Embora os agentes de IA possam operar de forma autônoma, sua compreensão do contexto em que estão e as consequências de suas ações é limitada. Além disso, os modelos fundamentais que formam a base dos agentes de IA não estão sendo projetados com os riscos de múltiplos agentes em mente, e falta a inteligência cooperativa necessária para interagir de forma segura.
Construindo Infraestrutura e Padrões para Cooperação Segura da IA
Diante desse cenário, o Código de Prática da IA de Uso Geral da UE é um começo promissor. Pela primeira vez, uma estrutura de governança reconheceu os riscos inerentes decorrentes das interações mult-agentes. Ela esclarece as obrigações de conformidade para os provedores de sistemas de IA que operam na UE, a fim de mitigar esses riscos durante todo o ciclo de vida da IA.
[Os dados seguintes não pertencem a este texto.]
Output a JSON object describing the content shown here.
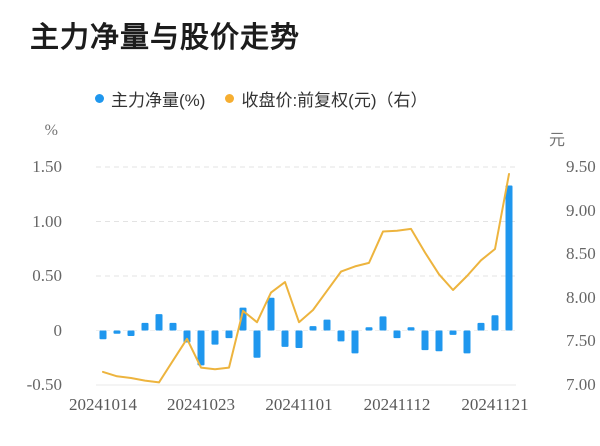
{
  "title": "主力净量与股价走势",
  "legend": {
    "items": [
      {
        "label": "主力净量(%)",
        "color": "#1f97ee",
        "icon": "circle-dot"
      },
      {
        "label": "收盘价:前复权(元)（右）",
        "color": "#f6ae31",
        "icon": "circle-dot"
      }
    ],
    "position": "top"
  },
  "left_axis": {
    "unit": "%",
    "ticks": [
      {
        "label": "1.50",
        "value": 1.5
      },
      {
        "label": "1.00",
        "value": 1.0
      },
      {
        "label": "0.50",
        "value": 0.5
      },
      {
        "label": "0",
        "value": 0
      },
      {
        "label": "-0.50",
        "value": -0.5
      }
    ],
    "min": -0.5,
    "max": 1.5
  },
  "right_axis": {
    "unit": "元",
    "ticks": [
      {
        "label": "9.50",
        "value": 9.5
      },
      {
        "label": "9.00",
        "value": 9.0
      },
      {
        "label": "8.50",
        "value": 8.5
      },
      {
        "label": "8.00",
        "value": 8.0
      },
      {
        "label": "7.50",
        "value": 7.5
      },
      {
        "label": "7.00",
        "value": 7.0
      }
    ],
    "min": 7.0,
    "max": 9.5
  },
  "colors": {
    "bar": "#1f97ee",
    "line": "#edb43e",
    "grid": "#e3e3e3",
    "zero_line": "#efefef",
    "bottom_line": "#e8e8e8"
  },
  "chart_data": {
    "type": "bar+line",
    "title": "主力净量与股价走势",
    "x": [
      "20241014",
      "20241015",
      "20241016",
      "20241017",
      "20241018",
      "20241021",
      "20241022",
      "20241023",
      "20241024",
      "20241025",
      "20241028",
      "20241029",
      "20241030",
      "20241031",
      "20241101",
      "20241104",
      "20241105",
      "20241106",
      "20241107",
      "20241108",
      "20241111",
      "20241112",
      "20241113",
      "20241114",
      "20241115",
      "20241118",
      "20241119",
      "20241120",
      "20241121",
      "20241122"
    ],
    "x_tick_labels": [
      "20241014",
      "20241023",
      "20241101",
      "20241112",
      "20241121"
    ],
    "x_tick_indices": [
      0,
      7,
      14,
      21,
      28
    ],
    "series": [
      {
        "name": "主力净量(%)",
        "type": "bar",
        "axis": "left",
        "color": "#1f97ee",
        "values": [
          -0.08,
          -0.03,
          -0.05,
          0.07,
          0.15,
          0.07,
          -0.11,
          -0.32,
          -0.13,
          -0.07,
          0.21,
          -0.25,
          0.3,
          -0.15,
          -0.16,
          0.04,
          0.1,
          -0.1,
          -0.21,
          0.03,
          0.13,
          -0.07,
          0.03,
          -0.18,
          -0.19,
          -0.04,
          -0.21,
          0.07,
          0.14,
          1.33
        ]
      },
      {
        "name": "收盘价:前复权(元)（右）",
        "type": "line",
        "axis": "right",
        "color": "#edb43e",
        "values": [
          7.15,
          7.1,
          7.08,
          7.05,
          7.03,
          7.28,
          7.53,
          7.2,
          7.18,
          7.2,
          7.85,
          7.72,
          8.06,
          8.18,
          7.72,
          7.86,
          8.08,
          8.3,
          8.36,
          8.4,
          8.76,
          8.77,
          8.79,
          8.52,
          8.27,
          8.09,
          8.25,
          8.43,
          8.56,
          9.42
        ]
      }
    ],
    "left_ylim": [
      -0.5,
      1.5
    ],
    "right_ylim": [
      7.0,
      9.5
    ],
    "grid": "horizontal-dashed",
    "legend_position": "top"
  }
}
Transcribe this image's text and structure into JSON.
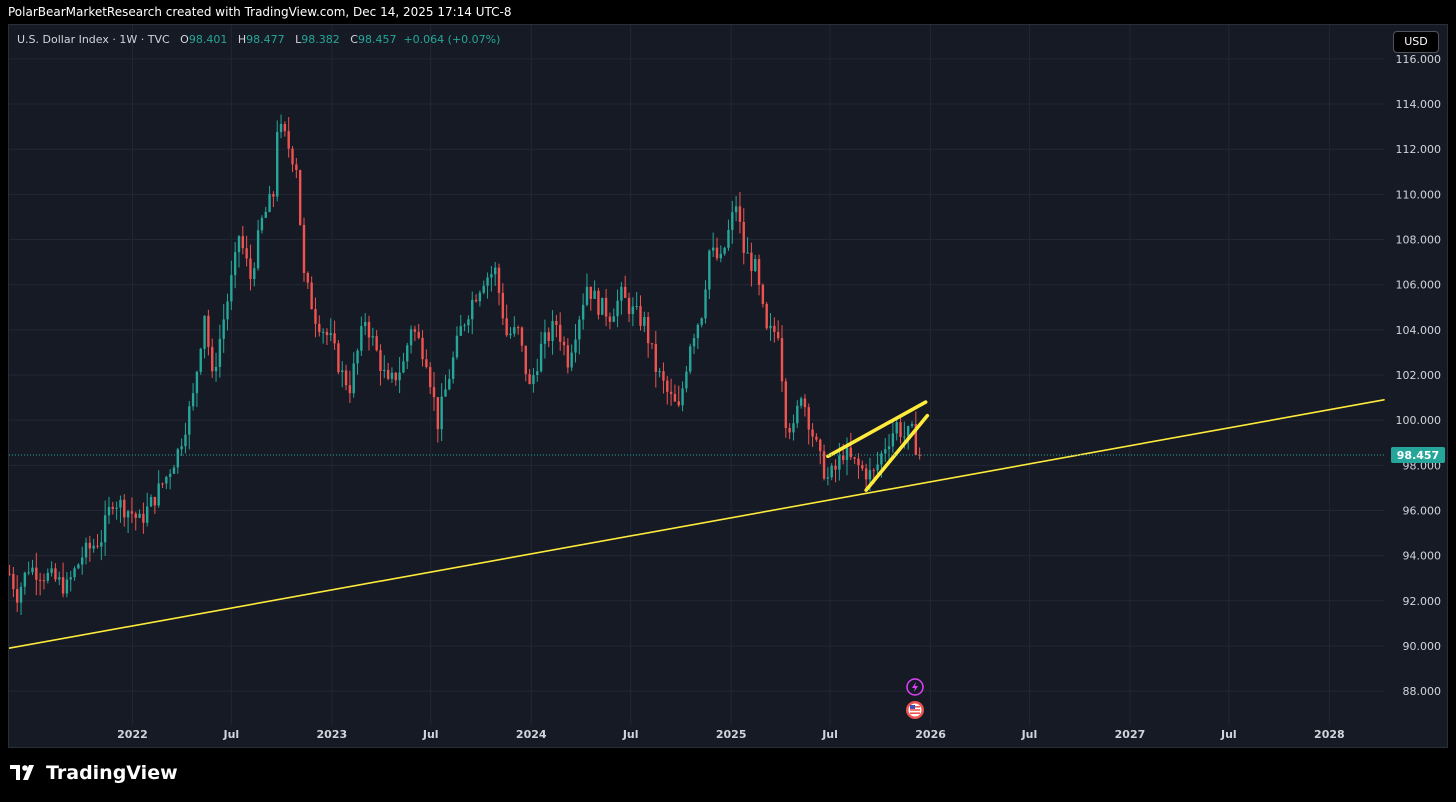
{
  "header": {
    "attribution": "PolarBearMarketResearch created with TradingView.com, Dec 14, 2025 17:14 UTC-8"
  },
  "symbol_bar": {
    "name": "U.S. Dollar Index · 1W · TVC",
    "o_label": "O",
    "o_value": "98.401",
    "h_label": "H",
    "h_value": "98.477",
    "l_label": "L",
    "l_value": "98.382",
    "c_label": "C",
    "c_value": "98.457",
    "change": "+0.064 (+0.07%)"
  },
  "currency_button": "USD",
  "colors": {
    "background": "#151a24",
    "up": "#26a69a",
    "down": "#ef5350",
    "trendline": "#ffeb3b",
    "price_label_bg": "#26a69a",
    "grid": "#232733",
    "axis_text": "#d1d4dc"
  },
  "icons": [
    "lightning-event-icon",
    "us-flag-event-icon"
  ],
  "footer": {
    "brand": "TradingView",
    "logo_icon": "tradingview-logo-icon"
  },
  "chart_data": {
    "type": "candlestick",
    "interval": "1W",
    "last_price": 98.457,
    "last_price_label": "98.457",
    "y_range": [
      86.5,
      117.5
    ],
    "y_ticks": [
      "116.000",
      "114.000",
      "112.000",
      "110.000",
      "108.000",
      "106.000",
      "104.000",
      "102.000",
      "100.000",
      "98.000",
      "96.000",
      "94.000",
      "92.000",
      "90.000",
      "88.000"
    ],
    "x_ticks": [
      {
        "label": "2022",
        "date": "2022-01-01"
      },
      {
        "label": "Jul",
        "date": "2022-07-01"
      },
      {
        "label": "2023",
        "date": "2023-01-01"
      },
      {
        "label": "Jul",
        "date": "2023-07-01"
      },
      {
        "label": "2024",
        "date": "2024-01-01"
      },
      {
        "label": "Jul",
        "date": "2024-07-01"
      },
      {
        "label": "2025",
        "date": "2025-01-01"
      },
      {
        "label": "Jul",
        "date": "2025-07-01"
      },
      {
        "label": "2026",
        "date": "2026-01-01"
      },
      {
        "label": "Jul",
        "date": "2026-07-01"
      },
      {
        "label": "2027",
        "date": "2027-01-01"
      },
      {
        "label": "Jul",
        "date": "2027-07-01"
      },
      {
        "label": "2028",
        "date": "2028-01-01"
      }
    ],
    "x_range": [
      "2021-05-20",
      "2028-04-10"
    ],
    "close_path": [
      [
        "2021-05-21",
        93.2
      ],
      [
        "2021-06-04",
        92.3
      ],
      [
        "2021-06-25",
        93.5
      ],
      [
        "2021-08-06",
        93.0
      ],
      [
        "2021-09-03",
        92.6
      ],
      [
        "2021-10-01",
        94.0
      ],
      [
        "2021-11-05",
        94.8
      ],
      [
        "2021-11-26",
        96.5
      ],
      [
        "2021-12-31",
        95.9
      ],
      [
        "2022-01-14",
        95.5
      ],
      [
        "2022-02-04",
        96.3
      ],
      [
        "2022-03-04",
        97.5
      ],
      [
        "2022-03-25",
        98.6
      ],
      [
        "2022-04-22",
        101.0
      ],
      [
        "2022-05-13",
        104.8
      ],
      [
        "2022-05-27",
        101.8
      ],
      [
        "2022-06-17",
        104.5
      ],
      [
        "2022-07-08",
        107.0
      ],
      [
        "2022-07-15",
        108.2
      ],
      [
        "2022-08-05",
        106.3
      ],
      [
        "2022-08-26",
        108.8
      ],
      [
        "2022-09-16",
        110.0
      ],
      [
        "2022-09-23",
        113.0
      ],
      [
        "2022-10-07",
        112.5
      ],
      [
        "2022-10-28",
        111.3
      ],
      [
        "2022-11-11",
        106.3
      ],
      [
        "2022-12-02",
        104.6
      ],
      [
        "2022-12-30",
        103.5
      ],
      [
        "2023-01-20",
        102.0
      ],
      [
        "2023-02-03",
        101.5
      ],
      [
        "2023-03-03",
        104.5
      ],
      [
        "2023-03-24",
        103.0
      ],
      [
        "2023-04-14",
        101.5
      ],
      [
        "2023-05-12",
        102.5
      ],
      [
        "2023-05-26",
        104.2
      ],
      [
        "2023-06-23",
        102.8
      ],
      [
        "2023-07-14",
        99.9
      ],
      [
        "2023-08-04",
        102.0
      ],
      [
        "2023-08-25",
        104.0
      ],
      [
        "2023-09-15",
        105.3
      ],
      [
        "2023-10-06",
        106.3
      ],
      [
        "2023-10-27",
        106.6
      ],
      [
        "2023-11-17",
        103.8
      ],
      [
        "2023-12-08",
        103.9
      ],
      [
        "2023-12-29",
        101.4
      ],
      [
        "2024-01-19",
        103.2
      ],
      [
        "2024-02-16",
        104.3
      ],
      [
        "2024-03-08",
        102.7
      ],
      [
        "2024-04-12",
        106.0
      ],
      [
        "2024-05-03",
        105.1
      ],
      [
        "2024-05-24",
        104.7
      ],
      [
        "2024-06-14",
        105.5
      ],
      [
        "2024-07-05",
        104.8
      ],
      [
        "2024-07-26",
        104.3
      ],
      [
        "2024-08-16",
        102.3
      ],
      [
        "2024-09-06",
        101.2
      ],
      [
        "2024-09-27",
        100.4
      ],
      [
        "2024-10-18",
        103.5
      ],
      [
        "2024-11-08",
        104.8
      ],
      [
        "2024-11-22",
        107.5
      ],
      [
        "2024-12-13",
        107.0
      ],
      [
        "2025-01-10",
        109.6
      ],
      [
        "2025-01-24",
        107.5
      ],
      [
        "2025-02-14",
        106.7
      ],
      [
        "2025-03-07",
        103.8
      ],
      [
        "2025-03-28",
        104.0
      ],
      [
        "2025-04-11",
        100.1
      ],
      [
        "2025-04-25",
        99.5
      ],
      [
        "2025-05-09",
        101.3
      ],
      [
        "2025-05-30",
        99.4
      ],
      [
        "2025-06-13",
        98.2
      ],
      [
        "2025-06-27",
        97.4
      ],
      [
        "2025-07-11",
        97.8
      ],
      [
        "2025-07-25",
        98.6
      ],
      [
        "2025-08-08",
        98.2
      ],
      [
        "2025-08-29",
        97.8
      ],
      [
        "2025-09-12",
        97.6
      ],
      [
        "2025-09-19",
        97.6
      ],
      [
        "2025-10-10",
        98.9
      ],
      [
        "2025-10-31",
        99.8
      ],
      [
        "2025-11-14",
        99.3
      ],
      [
        "2025-11-28",
        99.4
      ],
      [
        "2025-12-05",
        98.9
      ],
      [
        "2025-12-12",
        98.457
      ]
    ],
    "annotations": [
      {
        "type": "trendline",
        "name": "long-term support line",
        "from": [
          "2021-05-20",
          89.9
        ],
        "to": [
          "2028-04-10",
          100.9
        ],
        "width": 1.6
      },
      {
        "type": "trendline",
        "name": "wedge upper line",
        "from": [
          "2025-06-27",
          98.4
        ],
        "to": [
          "2025-12-23",
          100.8
        ],
        "width": 3.6
      },
      {
        "type": "trendline",
        "name": "wedge lower line",
        "from": [
          "2025-09-05",
          96.9
        ],
        "to": [
          "2025-12-26",
          100.2
        ],
        "width": 3.6
      }
    ]
  }
}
Embora o Código de Prática da UE seja bem-vindo, vinculando compromissos de segurança à Lei de IA, ele é apenas uma parte de um quebra-cabeça maior. Na UE, o JCT21 CEN CENELEC também trabalhará em padrões para substituir o Código de Prática até 2027. Além disso, Institutos de Segurança de IA estão começando a desenvolver metodologias para a avaliação das capacidades agentes e interações de IA mult-agentes.
Liçōes da Governança Marítima
Enquanto mais simples do que a natureza complexa dos sistemas de IA mult-agentes, o setor marítimo pode oferecer algumas diretrizes inspiradoras sobre como construir a governança e a infraestrutura adequadas para os agentes de IA hoje:
- Tornar o invisível visível. Na indústria marítima, sistemas de identificação automática (AIS) permitem o rastreamento da localização, velocidade, propriedade, objetivos e rotas passadas de um navio. Os agentes de IA — que atualmente são praticamente invisíveis — devem se tornar descobertos e transparentes.
- O que a indústria marítima pode nos ensinar sobre governança? A legislação marítima, ancorada em estruturas como a Convenção das Nações Unidas sobre o Direito do Mar (UNCLOS), estabelece obrigações para cooperação bilateral, regional e internacional.
- Devemos construir uma infraestrutura cooperativa e descentralizada? Assim como os sistemas marítimos dependem da comunicação, coordenação e mecanismos de resolução de conflitos, os agentes de IA precisarão de estruturas semelhantes.
Uma Janela de Governança para a Europa
A aceleração da implantação da IA sob pressões de mercado está produzindo uma rede de interações e resultados de complexidade sem precedentes. Abordar esses desafios exigirá a avaliação dos aspectos técnicos dos modelos fundamentais de IA que estamos desenvolvendo. Mas, com igual importância, sem um investimento oportuno em governança, esses riscos e resultados serão tanto imprevisíveis quanto difíceis de supervisionar.
Não permitiríamos que navios navegassem ou aeronaves decolassem sem visibilidade, coordenação ou protocolos de prevenção de conflitos. E, no entanto, estamos à beira de fazer isso com sistemas de IA avançados (e atualmente falíveis).
Com a falta de regulamentação no Reino Unido e uma situação incerta nos EUA, é a Europa que pode abrir caminho para a implantação responsável da IA mult-agentes, estabelecendo medidas de governança e infraestrutura para que o mundo siga o mesmo caminho.